Will - So just so I've got this straight, the idea that these non-coding genes are responsible for splicing coding genes, but they may cut it at the wrong place and therefore the recombination leads to, say, an incorrect protein which could lead to a neurodevelopmental disorder.

Ernest - That's exactly it, that's the running hypothesis. We just haven't really been able to find a large-scale defect in this slicing process in mature cells that we've studied from patients. And that's why this kind of lab work where you take cells and differentiate them into different types of cells that we can't study from patients and look at the splicing and those cells could shed some light into where the splicing problems occur and which cell types this variant splicing occurs.

Will - It seems extraordinary that we've spent so long ignoring this huge other part of our genome. And I guess the mind boggles at how many other neurodevelopmental but also physical disorders could be down to errors going on in non-coding DNA that we've previously ignored.

Ernest - That's right. I mean, the cost of sequencing was such that there was a case to be made for only sequencing the protein coding genes initially.

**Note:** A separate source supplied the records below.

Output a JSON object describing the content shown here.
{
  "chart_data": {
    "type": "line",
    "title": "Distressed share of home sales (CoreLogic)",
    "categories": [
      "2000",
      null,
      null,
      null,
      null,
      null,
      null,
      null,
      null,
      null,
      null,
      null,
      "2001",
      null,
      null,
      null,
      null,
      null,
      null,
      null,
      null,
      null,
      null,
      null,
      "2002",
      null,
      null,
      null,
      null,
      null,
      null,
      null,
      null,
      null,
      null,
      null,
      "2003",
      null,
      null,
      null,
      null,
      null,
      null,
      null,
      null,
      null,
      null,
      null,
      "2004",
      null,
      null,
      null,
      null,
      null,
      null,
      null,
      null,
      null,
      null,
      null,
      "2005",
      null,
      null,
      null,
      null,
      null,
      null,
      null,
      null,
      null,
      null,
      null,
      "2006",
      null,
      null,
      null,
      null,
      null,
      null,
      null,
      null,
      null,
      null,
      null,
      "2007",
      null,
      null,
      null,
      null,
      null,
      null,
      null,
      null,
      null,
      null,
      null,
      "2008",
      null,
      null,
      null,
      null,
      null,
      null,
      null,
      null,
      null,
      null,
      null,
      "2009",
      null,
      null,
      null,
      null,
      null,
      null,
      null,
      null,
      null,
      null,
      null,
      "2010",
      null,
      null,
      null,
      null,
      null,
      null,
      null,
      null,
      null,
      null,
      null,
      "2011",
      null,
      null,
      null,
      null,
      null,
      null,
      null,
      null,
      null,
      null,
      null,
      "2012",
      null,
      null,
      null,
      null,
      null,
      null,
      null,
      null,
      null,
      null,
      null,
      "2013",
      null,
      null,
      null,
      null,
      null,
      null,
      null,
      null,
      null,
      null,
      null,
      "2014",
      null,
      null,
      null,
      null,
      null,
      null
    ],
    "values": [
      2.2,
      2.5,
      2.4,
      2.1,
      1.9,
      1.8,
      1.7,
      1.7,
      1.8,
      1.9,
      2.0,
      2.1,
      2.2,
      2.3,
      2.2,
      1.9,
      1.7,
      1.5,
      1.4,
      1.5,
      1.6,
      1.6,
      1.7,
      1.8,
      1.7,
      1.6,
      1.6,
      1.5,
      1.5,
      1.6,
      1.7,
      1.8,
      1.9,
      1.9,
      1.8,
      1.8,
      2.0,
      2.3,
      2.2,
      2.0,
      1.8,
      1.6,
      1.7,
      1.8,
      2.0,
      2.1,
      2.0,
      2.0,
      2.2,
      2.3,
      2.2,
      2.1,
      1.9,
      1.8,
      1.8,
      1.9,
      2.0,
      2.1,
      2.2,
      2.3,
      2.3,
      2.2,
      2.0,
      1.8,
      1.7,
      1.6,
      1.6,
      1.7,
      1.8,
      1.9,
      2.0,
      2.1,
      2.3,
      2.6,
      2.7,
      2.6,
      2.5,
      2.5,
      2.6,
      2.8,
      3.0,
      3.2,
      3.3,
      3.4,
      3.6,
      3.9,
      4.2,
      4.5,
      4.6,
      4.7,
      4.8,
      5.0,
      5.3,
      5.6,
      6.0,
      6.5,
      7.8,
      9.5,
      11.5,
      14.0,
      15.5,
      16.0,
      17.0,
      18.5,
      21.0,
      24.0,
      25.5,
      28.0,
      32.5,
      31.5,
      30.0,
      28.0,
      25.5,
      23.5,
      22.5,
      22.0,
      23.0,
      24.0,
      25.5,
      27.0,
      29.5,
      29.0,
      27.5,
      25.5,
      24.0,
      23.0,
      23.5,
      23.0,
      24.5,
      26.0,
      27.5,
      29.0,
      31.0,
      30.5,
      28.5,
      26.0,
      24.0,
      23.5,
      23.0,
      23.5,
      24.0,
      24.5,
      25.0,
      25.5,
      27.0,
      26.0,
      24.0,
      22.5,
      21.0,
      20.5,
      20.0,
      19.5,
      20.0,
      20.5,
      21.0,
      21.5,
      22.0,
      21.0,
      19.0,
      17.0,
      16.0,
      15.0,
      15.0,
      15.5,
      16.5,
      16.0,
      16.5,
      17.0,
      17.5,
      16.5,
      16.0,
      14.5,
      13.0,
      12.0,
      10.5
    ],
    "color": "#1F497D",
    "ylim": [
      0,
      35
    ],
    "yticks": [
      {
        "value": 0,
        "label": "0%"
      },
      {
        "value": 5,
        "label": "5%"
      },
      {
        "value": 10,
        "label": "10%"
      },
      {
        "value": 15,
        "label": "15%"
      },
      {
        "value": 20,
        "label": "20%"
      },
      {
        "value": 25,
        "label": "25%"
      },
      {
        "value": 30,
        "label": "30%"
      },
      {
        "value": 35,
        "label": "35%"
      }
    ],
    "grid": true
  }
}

If you can sequence fifty patients instead of one by restricting the regions of the genome that you sequence to the protein coding genes, then that might initially lead to more scientific findings than if you sequence the entire genome. Because it's reasonable to suspect that many, if not most, of the variants that cause diseases are located in protein coding genes. But by the late 2010s, the cost of sequencing a whole genome had gone down quite drastically. And so that made it much more attractive to sequence entire genomes in large numbers of patients. And that is what's allowed us to discover that indeed some non-coding genes can cause mutations that can cause really quite severe diseases in humans.

Will - I'm envisaging a future where this sort of research looking more and more into non-coding DNA could go hand in hand with better earlier diagnoses of neurodevelopmental disorders, such as the ones you found, perhaps autism. Do you see that as being a potential future?

Ernest - Absolutely. One of the things that has happened as a consequence of this discovery is that all the big clinical genetic testing labs are scrambling to adapt their tests so that they can pick up sequence variants in this small gene. And one of the issues with testing that restricts to specific regions of the genome is that they need to be adapted regularly every time that there's a new discovery. If it's in the non-coding parts of the genome, then the test will probably need to be adapted.